Over the past several years, regulatory agencies around the world have been moving away from agency submittal applications because they are slow and inefficient. Most government agencies now allow for self-testing and self-certification. This means that you can simply affix a CE or FCC mark to your product and begin shipping without gaining government regulatory approval first.

However, self-testing and self-certification does not relieve your company from meeting the standards implied by the mark you place on your product. In fact, if you place a mark on your product when it doesn’t comply, it could result in serious consequences.
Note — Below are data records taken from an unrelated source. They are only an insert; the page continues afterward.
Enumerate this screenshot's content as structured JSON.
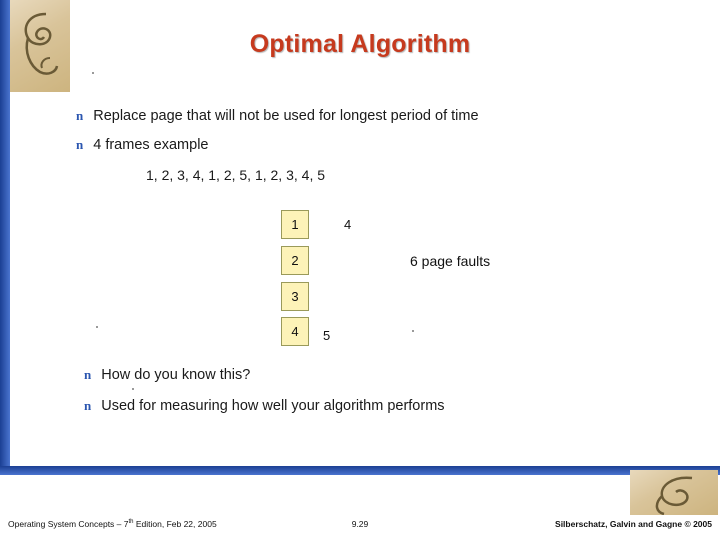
{
  "slide": {
    "title": "Optimal Algorithm",
    "bullets": [
      {
        "marker": "n",
        "text": "Replace page that will not be used for longest period of time"
      },
      {
        "marker": "n",
        "text": "4 frames example"
      },
      {
        "marker": "n",
        "text": "How do you know this?"
      },
      {
        "marker": "n",
        "text": "Used for measuring how well your algorithm performs"
      }
    ],
    "reference_string": "1, 2, 3, 4, 1, 2, 5, 1, 2, 3, 4, 5",
    "frames": [
      "1",
      "2",
      "3",
      "4"
    ],
    "loose_numbers": {
      "top": "4",
      "bottom": "5"
    },
    "fault_label": "6 page faults"
  },
  "footer": {
    "left_prefix": "Operating System Concepts – 7",
    "left_sup": "th",
    "left_suffix": " Edition, Feb 22, 2005",
    "center": "9.29",
    "right": "Silberschatz, Galvin and Gagne © 2005"
  },
  "colors": {
    "title": "#c63a1e",
    "band": "#2b56b0",
    "frame_fill": "#fdf3b8"
  }
}
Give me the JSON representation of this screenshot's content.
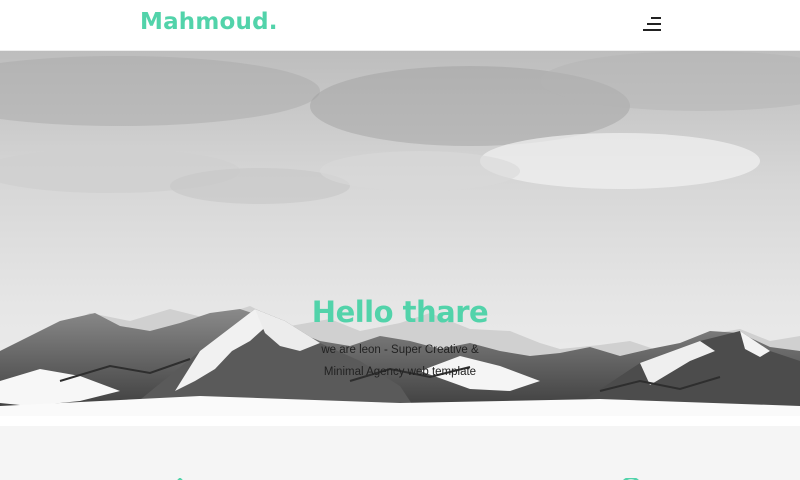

NTS has the formal accreditations to provide both the testing and the reports you need to meet a wide range of regulatory self-declaration requirements. We also create the reports that you must keep on file should an issue arise requiring proof of compliance.

Third party Verification

This is the process of having an independent party validate a product’s compliance. Third party verification adds significant credibility to a product’s test/compliance program, either for marketing or regulatory purposes.

Formal Certification

With certain types of products and in certain countries, a formal certification process may be required. For example, in Taiwan, a formal submission and approval is required, whereas the European Union might allow self-certification. In the USA a formal FCC submission, called a Certification, is required for any products designed to transmit radio signals. In addition to the testing costs to meet the relevant standards, you should also expect to pay agency submittal fees ranging from a few hundred to a few thousand dollars depending on the country and the type of product.